De moorden waren uiterst brutaal: vierendelen, ogen uitsteken, levend verbranden, mensen door midden met houtzaag zagen. Het maakte niet uit mannen, vrouwen of kinderen. Een praktijk van ongeboren kinderen levend uitsnijden werd ook gebruikt.

Er zijn maar liefst 362 methodes van marteling bekend die de UPA gebruikte

Bloederige zondag 11 juli 1943

Bij de zonsopgang (om 3:00 uur) op 11 juli 1943 vond een gecoördineerde aanval op 99 Poolse dorpen plaats. Georganiseerd door de UPA en meestal bijgestaan door de lokale boeren. De geest van deze actie luidde ‘Śmierć Lachom‘ (dood aan de Polen). De dorpen werden omsingeld zodat de inwoners niet zouden ontsnappen. Ze werden afgeslacht met bijlen, vorken, zeisen, zagen, messen, hamers en of een ander soort gereedschap dat het doel kon dienen. Na de moorden werden de dorpen platgebrand om een hervestiging te voorkomen. Het was een goed voorbereide en geplande actie. De volgende dorpen in deze regio werden niet bespaard: Gurów (480 mensen werden gedood, slechts 70 mensen overleefden), Wygranka, Zdżary, Zabłoćce, Nowiny, Zagaja, Poryck, Oleń, Orzeszyn (270 Polen van 340 werden gedood), Romanówka, Lachów, Swojczów, Gucin, in het dorp Sądowa (580 Polen werden vermoord en slechts 20 personen wisten te ontsnappen). En verder: in Dominopol werden 250 Polen vermoord, in het dorp Gucin 140 personen, in Gurów werden er 410 Polen vermoord, in Wygranka zijn 150 Polen om het leven gekomen.

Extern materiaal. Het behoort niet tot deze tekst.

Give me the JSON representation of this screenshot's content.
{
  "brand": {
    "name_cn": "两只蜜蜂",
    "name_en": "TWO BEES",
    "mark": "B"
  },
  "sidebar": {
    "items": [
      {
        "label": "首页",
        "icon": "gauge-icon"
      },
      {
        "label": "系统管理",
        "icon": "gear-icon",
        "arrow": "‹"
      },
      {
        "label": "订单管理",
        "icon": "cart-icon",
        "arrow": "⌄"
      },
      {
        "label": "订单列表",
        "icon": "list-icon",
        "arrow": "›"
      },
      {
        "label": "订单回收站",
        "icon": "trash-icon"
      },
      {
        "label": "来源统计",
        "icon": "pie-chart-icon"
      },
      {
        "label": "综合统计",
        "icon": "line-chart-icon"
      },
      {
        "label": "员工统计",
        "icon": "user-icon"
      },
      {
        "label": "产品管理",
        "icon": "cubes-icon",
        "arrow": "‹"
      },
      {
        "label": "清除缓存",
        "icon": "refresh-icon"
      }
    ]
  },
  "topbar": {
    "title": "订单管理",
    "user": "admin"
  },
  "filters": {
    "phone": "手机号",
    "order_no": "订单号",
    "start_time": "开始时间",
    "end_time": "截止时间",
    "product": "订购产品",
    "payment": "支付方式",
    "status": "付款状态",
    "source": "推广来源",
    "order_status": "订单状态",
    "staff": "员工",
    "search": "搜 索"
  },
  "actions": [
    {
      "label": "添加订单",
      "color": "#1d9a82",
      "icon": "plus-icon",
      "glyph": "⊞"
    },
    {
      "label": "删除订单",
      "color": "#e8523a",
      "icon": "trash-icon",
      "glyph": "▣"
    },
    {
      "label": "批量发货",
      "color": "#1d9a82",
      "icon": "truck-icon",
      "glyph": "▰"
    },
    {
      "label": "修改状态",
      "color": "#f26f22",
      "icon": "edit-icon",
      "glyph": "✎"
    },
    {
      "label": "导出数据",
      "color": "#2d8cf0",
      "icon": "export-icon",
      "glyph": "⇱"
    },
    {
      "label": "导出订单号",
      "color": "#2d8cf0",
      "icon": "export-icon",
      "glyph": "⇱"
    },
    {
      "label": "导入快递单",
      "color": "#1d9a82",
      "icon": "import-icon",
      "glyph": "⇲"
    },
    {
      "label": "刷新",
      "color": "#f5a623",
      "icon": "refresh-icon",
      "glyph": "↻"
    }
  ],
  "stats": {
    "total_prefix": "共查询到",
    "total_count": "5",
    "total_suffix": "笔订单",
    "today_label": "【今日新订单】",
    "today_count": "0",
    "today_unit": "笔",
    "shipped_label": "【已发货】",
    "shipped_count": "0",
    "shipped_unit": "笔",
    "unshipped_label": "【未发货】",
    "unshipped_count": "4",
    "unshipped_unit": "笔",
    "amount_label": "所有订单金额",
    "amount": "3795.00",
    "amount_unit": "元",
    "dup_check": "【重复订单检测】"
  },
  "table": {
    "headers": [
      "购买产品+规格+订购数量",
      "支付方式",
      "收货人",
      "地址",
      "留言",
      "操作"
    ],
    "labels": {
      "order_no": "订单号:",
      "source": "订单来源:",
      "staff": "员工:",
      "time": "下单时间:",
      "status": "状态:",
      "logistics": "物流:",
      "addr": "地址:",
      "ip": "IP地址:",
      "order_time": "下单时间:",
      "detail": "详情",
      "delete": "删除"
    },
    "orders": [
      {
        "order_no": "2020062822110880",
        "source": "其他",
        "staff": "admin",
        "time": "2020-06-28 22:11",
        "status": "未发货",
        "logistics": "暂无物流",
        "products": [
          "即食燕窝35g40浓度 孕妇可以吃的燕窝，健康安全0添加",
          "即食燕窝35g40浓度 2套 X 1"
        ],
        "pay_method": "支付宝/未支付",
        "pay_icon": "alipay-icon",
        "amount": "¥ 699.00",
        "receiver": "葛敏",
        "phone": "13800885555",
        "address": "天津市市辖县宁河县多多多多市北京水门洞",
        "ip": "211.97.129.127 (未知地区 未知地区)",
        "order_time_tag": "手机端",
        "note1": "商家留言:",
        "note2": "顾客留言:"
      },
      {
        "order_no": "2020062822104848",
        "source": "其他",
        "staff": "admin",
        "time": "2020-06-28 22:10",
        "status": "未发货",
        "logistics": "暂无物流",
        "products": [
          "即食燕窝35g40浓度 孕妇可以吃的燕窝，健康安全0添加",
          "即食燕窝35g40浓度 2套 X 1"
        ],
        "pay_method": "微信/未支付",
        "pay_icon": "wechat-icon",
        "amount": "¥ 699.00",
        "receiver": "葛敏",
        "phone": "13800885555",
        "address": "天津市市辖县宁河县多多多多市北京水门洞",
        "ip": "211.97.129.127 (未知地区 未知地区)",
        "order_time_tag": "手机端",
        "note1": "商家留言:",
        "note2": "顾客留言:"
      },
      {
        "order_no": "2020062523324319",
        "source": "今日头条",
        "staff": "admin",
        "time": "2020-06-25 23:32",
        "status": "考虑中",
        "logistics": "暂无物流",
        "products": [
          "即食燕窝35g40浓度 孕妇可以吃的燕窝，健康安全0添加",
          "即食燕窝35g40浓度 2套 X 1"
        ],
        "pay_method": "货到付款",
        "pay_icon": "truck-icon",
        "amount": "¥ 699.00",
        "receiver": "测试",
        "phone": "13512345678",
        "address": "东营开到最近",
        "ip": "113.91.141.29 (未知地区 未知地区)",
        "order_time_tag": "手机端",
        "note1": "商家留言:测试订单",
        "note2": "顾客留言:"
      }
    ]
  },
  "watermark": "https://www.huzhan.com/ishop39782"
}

Zelfs kleine kindjes werden brutaal vermoord

Ook die ochtend kwam een ​​groep van 20 Oekraïeners naar de kerk in het dorp Porycko, waar binnen dertig minuten ongeveer 100 mensen werden afgeslacht, waaronder kinderen, vrouwen en ouderen. De bandieten vermoordden vervolgens alle inwoners van het dorp, ongeveer 200. Deze actie die op zondag 11 juli begon duurde tot 16 juli. Er werden minstens 530 dorpen aangevallen en naar schatting 17.000 Polen in 5 dagen vermoord, wat het hoogtepunt was van de etnische zuivering in Wolynië.

Een ethnische zuivering uitgevoerd door Ukrajinska Powstanska Armija

Zomer, herfst, winter…

In augustus 1943 vonden de pogroms in de volgende dorpen plaats: Grabina 150 Polen, Jasieniówka 137 Polen, Sokołówka ongeveer 200 dorpelingen kwamen om het leven, in het dorp Soroczyn werden er 140 Polen vermoord, in Budy Ossowskie 270 Polen. Het dorp Głęboczyca werd op 29 augustus 1943 door de UPA-eenheden en de Oekraïense boeren vroeg in de ochtend omsingeld toen de Polen nog sliepen. De weerloze inwoners werden vermoord, voornamelijk met bijlen, vorken, speren en stokken. Onder de slachtoffers waren er de families van Jehovah’s Getuigen en ook een onbekend aantal joden die zich in het dorp schuilden.

De pogroms gingen door…

De Karpiak familie uit het dorp Latacz vermoord in december 1943

Ik zou hier nog veel voorbeelden van de massa moorden kunnen geven. Ze vonden plaats niet alleen in Wolynië maar ook in het oosten van Klein-Polen. Alle informatie is te vinden op wikipedia. Er werden ook talloze boeken uitgegeven met de getuigenissen van de overlevenden. Als laatste wil ik opnoemen dat er ook Oekraïeners waren die Polen hielpen. Naar schatting werden ongeveer 2500 Polen gered.

Poolse film ‘Wołyń’ (Volynië) is te zien op Netflix

De Oekraïense nationalisten zijn verantwoordelijk

De Oekraïense nationalist Dmytro Klaczkiwski is verantwoordelijk voor het uitvaardigen van het bevel van de etnische zuivering, samen met Vasyl Iwachow en Ivan Lytvynchuk.

Genocide

De pogroms van de Poolse bevolkingsgroepen in Wolynië en Oost Klein-Polen uitgevoerd door de Oekraïense nationalisten werden in 2016 door de Tweede Kamer in Polen tot genocide verklaard.